Privately owned (for now) Chrysler, as everyone who drives a Jeep or a Dodge Ram pickup knows only too well, is now in bankruptcy court. President Obama castigated some holders of secured debt who refused to do the patriotic thing by accepting the haircut he planned for them. He asked them to accept roughly 30 cents on the dollar, far less than what the Treasury and the UAW would realize.
The administration has given the judge overseeing Chrysler's bankruptcy helpful suggestions along the lines GM has been "asked" to consider. Let's hope the judge is one who puts the law on at lest an equal footing with the Administration's concept of "fairness."
Ford Motor Company is the only one of the once but no longer Big Three to reject, as of now, taxpayer bailout billions and the long arm of Federal oversight that goes with them. (Sort of makes you want to go out and buy a Ford, doesn't it?) And speaking of Ford, do you remember Henry Ford's famous quip, "You can buy one of my cars in any color you like — so long as it's black"? It's not hard to see a day coming when some future government-installed CEO at GM or Chrysler will have his own take on that: "You can buy any of my cars you like, so long as it's green."
The automobile industry, of course, is but one of the "commanding heights" of the U.S. economy today frozen like a deer in the oncoming headlights of the all-seeing, all-wise Obama Administration.

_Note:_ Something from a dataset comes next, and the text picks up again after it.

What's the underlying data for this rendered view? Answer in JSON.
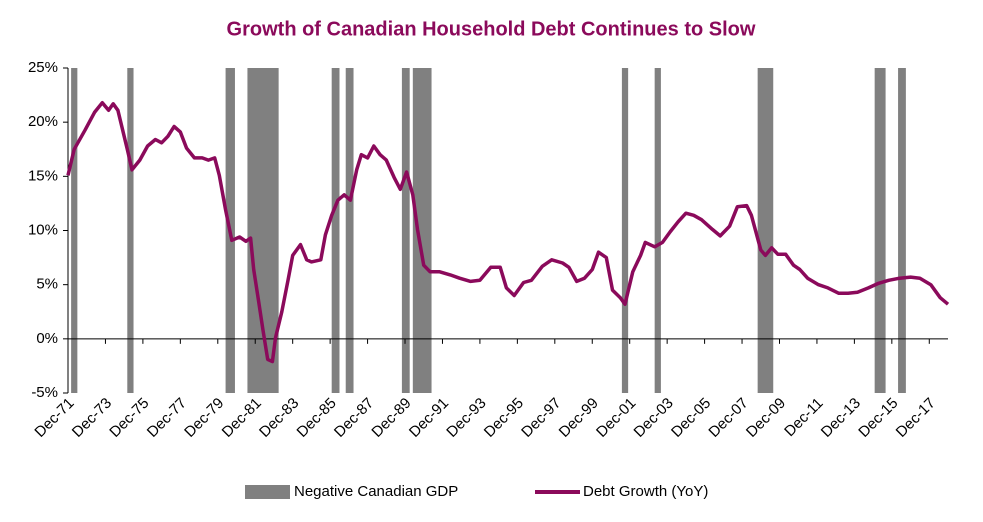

The insurance industry and the banks, particularly those deemed "too big to fail," seem most vulnerable to White House and Treasury threats. Around the next curve of the road our country is following stands Big Energy. The weapon that will be used to batter it into submission is called "Cap and Trade."
Last to be forced to surrender to Big Government likely will be Big Labor. Then the transformation of the United States of America to the United Socialist States of America will be complete.
Yes, elections do have consequences. And in world history they often have not been the ones voted for or even dreamed of.
R.L. Schreadley is a former Post and Courier executive editor.